Parrucchiere

giovane donna e giovane con forbici e asciugacapelli

Il CCL per il mestiere di parrucchiere scade alla fine del 2022. È di obbligatorietà generale dal 1° gennaio 2021. Il nuovo contratto collettivo di lavoro prevede un aumento dei salari minimi dal 1° gennaio 2022 per il personale a partire dal quinto anno di impiego. Tuttavia i problemi nel ramo si sono ingranditi. A portarlo alla luce è stato il nostro sondaggio nell’estate 2021.

Il miglioramento delle condizioni di lavoro delle parrucchiere e dei parrucchieri è il nostro obiettivo. Le parti sociali hanno prorogato il contratto collettivo di lavoro (CCL) fino alla fine del 2022. È di obbligatorietà generale dal 1° gennaio 2021.

Aumento dei salari minimi a partire da gennaio 2022

I sindacati Unia e Syna nonché l’associazione professionale Coiffure Suisse sono lieti che il Consiglio federale abbia dichiarato di obbligatorietà generale il CCL per il mestiere di parrucchiere. In questo modo la protezione delle condizioni di lavoro nel ramo professionale continuerà ad essere garantita senza lacune.

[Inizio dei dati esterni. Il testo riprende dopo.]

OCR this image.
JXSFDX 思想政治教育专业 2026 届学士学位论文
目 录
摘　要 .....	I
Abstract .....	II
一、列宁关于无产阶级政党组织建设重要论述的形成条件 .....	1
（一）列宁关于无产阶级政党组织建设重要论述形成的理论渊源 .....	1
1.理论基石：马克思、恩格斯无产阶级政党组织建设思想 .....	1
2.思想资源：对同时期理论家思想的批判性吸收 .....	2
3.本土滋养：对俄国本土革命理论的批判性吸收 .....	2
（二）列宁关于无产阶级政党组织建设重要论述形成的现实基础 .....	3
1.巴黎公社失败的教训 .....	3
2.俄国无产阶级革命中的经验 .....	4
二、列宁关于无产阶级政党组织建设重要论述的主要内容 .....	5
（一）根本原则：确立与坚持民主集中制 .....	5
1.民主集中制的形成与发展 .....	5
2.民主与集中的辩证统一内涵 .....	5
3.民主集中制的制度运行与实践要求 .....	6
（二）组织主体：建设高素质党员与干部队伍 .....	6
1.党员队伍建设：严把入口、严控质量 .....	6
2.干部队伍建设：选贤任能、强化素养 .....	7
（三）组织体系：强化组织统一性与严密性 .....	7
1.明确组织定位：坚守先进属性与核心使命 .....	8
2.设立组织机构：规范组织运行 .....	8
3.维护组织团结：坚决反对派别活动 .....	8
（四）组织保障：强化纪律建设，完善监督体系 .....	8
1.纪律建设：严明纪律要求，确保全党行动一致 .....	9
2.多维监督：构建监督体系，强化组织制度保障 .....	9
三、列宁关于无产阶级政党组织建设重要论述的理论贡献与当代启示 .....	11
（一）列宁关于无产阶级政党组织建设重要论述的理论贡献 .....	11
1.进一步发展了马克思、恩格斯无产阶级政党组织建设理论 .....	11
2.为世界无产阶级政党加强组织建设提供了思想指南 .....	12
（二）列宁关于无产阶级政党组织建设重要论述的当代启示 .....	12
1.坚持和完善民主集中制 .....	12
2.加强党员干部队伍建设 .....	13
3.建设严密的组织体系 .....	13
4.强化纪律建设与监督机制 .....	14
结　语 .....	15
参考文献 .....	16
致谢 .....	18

Il nuovo CCL è in vigore dal 1° gennaio 2021 e dal 2022 prevede un aumento dei salari minimi per i dipendenti a partire dal quinto anno di impiego.

Occorre migliorare le condizioni di lavoro

Oltre 25’000 donne e uomini in Svizzera lavorano come parrucchiere e parrucchieri o in un ramo professione simile (manicure, pedicure, ...). Queste professioni esigono competenze fondate.

Si tratta di un lavoro fisicamente impegnativo, con orari lunghi e irregolari. I salari, in particolare quelli del personale qualificato, sono nettamente inferiori alle retribuzioni di altri rami professionali paragonabili. A tutt’oggi manca inoltre la tredicesima mensilità.

Per queste ragioni, ci battiamo per:

  • migliorare le condizioni di lavoro nell’impegnativo mestiere di parrucchiere
  • prevenire condizioni di lavoro precarie grazie alla regolamentazione
  • far conoscere le competenze delle parrucchiere e dei parrucchieri
  • modernizzare il ramo professionale e creare prospettive a lungo termine nella professione

È un dato di fatto: il CCL per il mestiere di parrucchiere ha urgente bisogno di essere migliorato. Unia si batte affinché le occupate e gli occupati del ramo siano presi sul serio e affinché vengano rispettati i loro diritti e le loro rivendicazioni.

Sondaggio 2021 nel ramo dei parrucchieri

I risultati del sondaggio condotto nel 2021 sulle rivendicazioni delle parrucchiere e dei parrucchieri in vista delle prossime trattative contrattuali sono chiari: ancor più che negli anni passati il personale chiede un aumento significativo dei salari minimi, oltre che una riduzione dell’orario di lavoro e una migliore regolamentazione dei giorni liberi a settimana. Le parrucchiere e i parrucchieri meritano di più!

Gli associati sono la forza di un sindacato

Se le lavoratrici e i lavoratori si riuniscono e aderiscono a Unia, possiamo batterci insieme per migliorare le condizioni di lavoro. Le iscritte e gli iscritti possono definire le loro rivendicazioni, come hanno già fatto nel 2016. Hanno voce in capitolo in tutte le decisioni che li riguardano. Il sindacato li sostiene in caso di problemi in azienda. Possono inoltre entrare in contatto con altre lavoratrici e lavoratori e scambiarsi opinioni ed esperienze.